It's pretty basic and experimental. Feedback and PRs welcome!
*The Django ORM is still using sync-to-async compatibility layer behind the scenes but they plan to phase this out in future versions.
The one benefit of this package is that it is async-first which will be beneficial as Django continually adds in more async capabilities. Nice work! I'm looking forward to trying this out and seeing how it works!
Interesting that django-q has an ORM broker mode. Looks like it forks workers using multiprocessing under-the-hood.
I've built a lot of very low traffic Django sites that are all behind user login for only a few users (think company internal-only CRUD tooling) and being able to use a task queue without having to set up a Redis thing is a big bonus for me.
Excited to see how this evolves, thank you for sharing it!
You still depend on a database with the `Task` model. This would be a no-go for that reason, since there's no reasonable way to have an impact on its behaviour, outside of creating a custom database router to avoid having every third-party library hitting the same database as core logic.
If you absolutely must use a model, take a look at enumeration types[1] for a slightly "neater" way to declare choices.
[1]: https://docs.djangoproject.com/en/4.1/ref/models/fields/#enu...
This may look like a small thing but in a production environment this means that instead of running 1 thing for your django app (a gunicorn or uwsgi app server) you need to add another thing (the worker). This results to
* Monitoring the worker (getting alerts when the worker stops, make sure it runs etc) * Start the worker when your server starts * Re-start the worker when you deploy changes (this is critical and easily missed; your worker won't pick any changes to your app whne you deploy it, if you don't re-start it it will run stale code) * Make sure you have some kind of logging and exception tracking for the worker
All this adds up especially if you need to do it all the time for new apps.
So, my ideal async task thingie would be to start an async worker on the fly when there are tasks; the worker will be killed when the task has finished (or stay alive some time to pick any new tasks, whatever). So no plumbing of running a worker indenepdently.
My understanding is that although this is trivial in languages like Java, C# or Elixir (and even C), it ain't really possible in python because of how python works!
Also, if I am not mistaken, the whole async functionality that python has added and django tries to include does not help on this, i.e even if you use all the async features on django and python you can't do something like create and run an async job without running an extra process (a worker) along with the plumbing that goes with that!

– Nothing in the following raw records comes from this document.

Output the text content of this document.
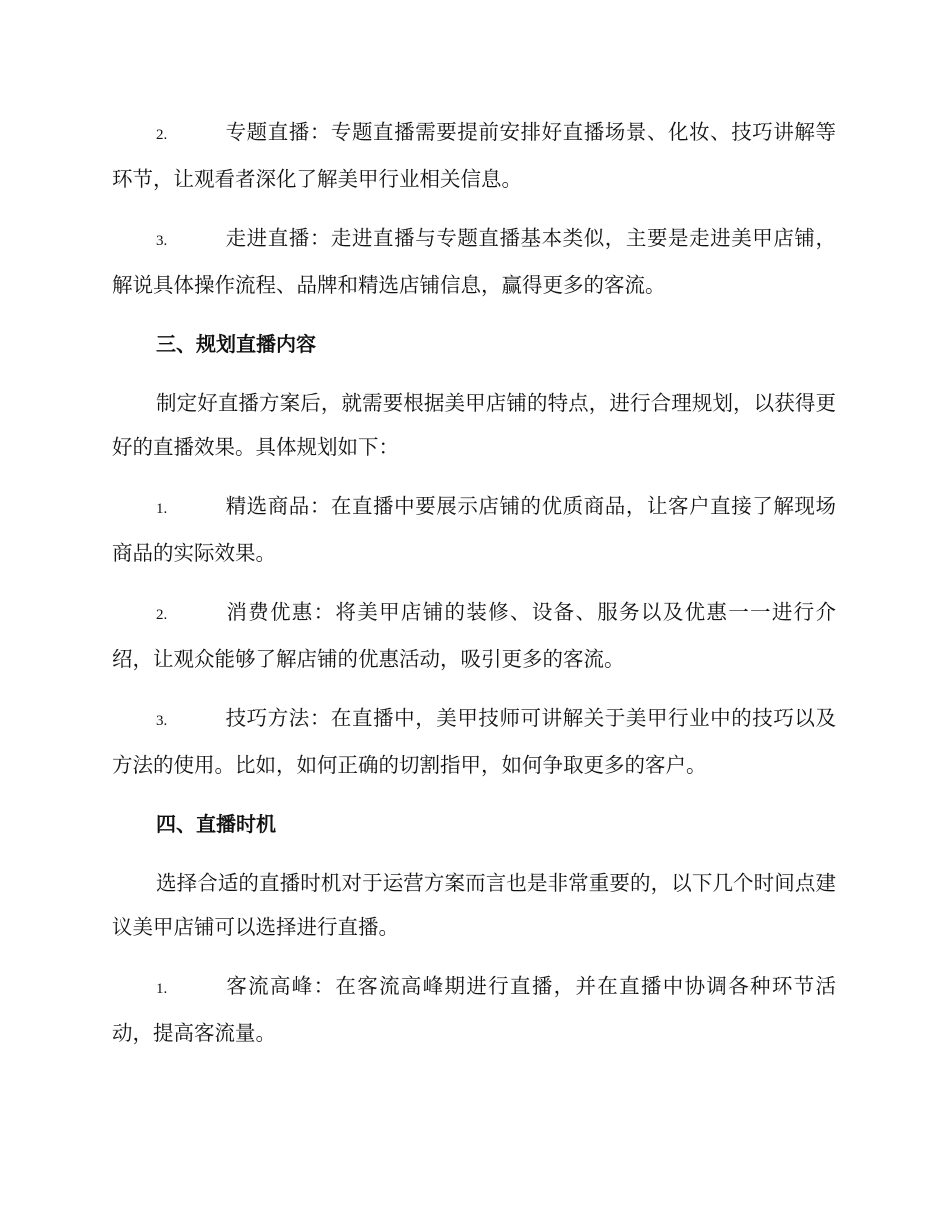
2.	专题直播：专题直播需要提前安排好直播场景、化妆、技巧讲解等环节，让观看者深化了解美甲行业相关信息。
3.	走进直播：走进直播与专题直播基本类似，主要是走进美甲店铺，解说具体操作流程、品牌和精选店铺信息，赢得更多的客流。
三、规划直播内容
制定好直播方案后，就需要根据美甲店铺的特点，进行合理规划，以获得更好的直播效果。具体规划如下：
1.	精选商品：在直播中要展示店铺的优质商品，让客户直接了解现场商品的实际效果。
2.	消费优惠：将美甲店铺的装修、设备、服务以及优惠一一进行介绍，让观众能够了解店铺的优惠活动，吸引更多的客流。
3.	技巧方法：在直播中，美甲技师可讲解关于美甲行业中的技巧以及方法的使用。比如，如何正确的切割指甲，如何争取更多的客户。
四、直播时机
选择合适的直播时机对于运营方案而言也是非常重要的，以下几个时间点建议美甲店铺可以选择进行直播。
1.	客流高峰：在客流高峰期进行直播，并在直播中协调各种环节活动，提高客流量。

Or I am mistaken? I'd really like to be mistaken on that :)
> So, my ideal async task thingie would be to start an async worker on the fly when there are tasks; the worker will be killed when the task has finished (or stay alive some time to pick any new tasks, whatever). So no plumbing of running a worker indenepdently.
If you are running a single process in a single thread, then you have one async event loop scheduling all async tasks. In that context, background jobs can run and stay running as long as the event loop is running, and you won't have any problems unless you accidentally call some blocking routine in the background task (then you'll block up the whole event loop because it's all still single-threaded).
You could even have multiple subthreads with one event loop in each, or multiple subprocesses, each with one or more subthreads, each with its own event loop. There is nothing about the design of the Python language that prevents you from doing this. The GIL is annoying but not a dealbreaker.
Things get trickier when you are dealing with a pool of workers being managed by some external process. I can't speak for other languages, but this is the industry standard setup in Python web development. You could of course disregard the fact that anything is different about your setup and go about the DIY process of spawning threads or async background tasks, building machinery to manage their liftetimes, etc. But then you're circumventing not only your web framework but also the master server process that manages the worker pool, and things could get really weird and messy.
Exactly how weird it gets, and how much DIY framework hacking you need to do, depends on the implementation details of your particular framework and the "master server" system that you are using.
Thus we ended up with standalone task queueing/running tools like Celery and Dramatiq (and now I guess Chard), which let you avoid fighting your framework and writing your own background task background task runner, at the expense of running a separate daemon and pool of workers. From the perspective of a developer, this is a great tradeoff because it lets me write web framework code that's focused on serving web stuff, and it lets me write background task code that doesn't have web framework details cooked into it. You could even go a step further and use something like Google Cloud Tasks or Pub/Sub if you want to avoid managing and monitoring another thing.
But I think it's important to be clear that these systems exist not because of anything particularly weird or bad about Python itself, but because of how Python web frameworks generally are expected to work.
My go-to stack is Django over gunicorn over nginx like you describe (industry standard setup in Python web development) and I wouldn't like to change that. So, I guess need to to keep using the extra worker and all the plumbing that goes along with it :(
Maybe a "where to help" / roadmap section for a sense of 'what is left for a stable & reasonably complete 1.0 api'?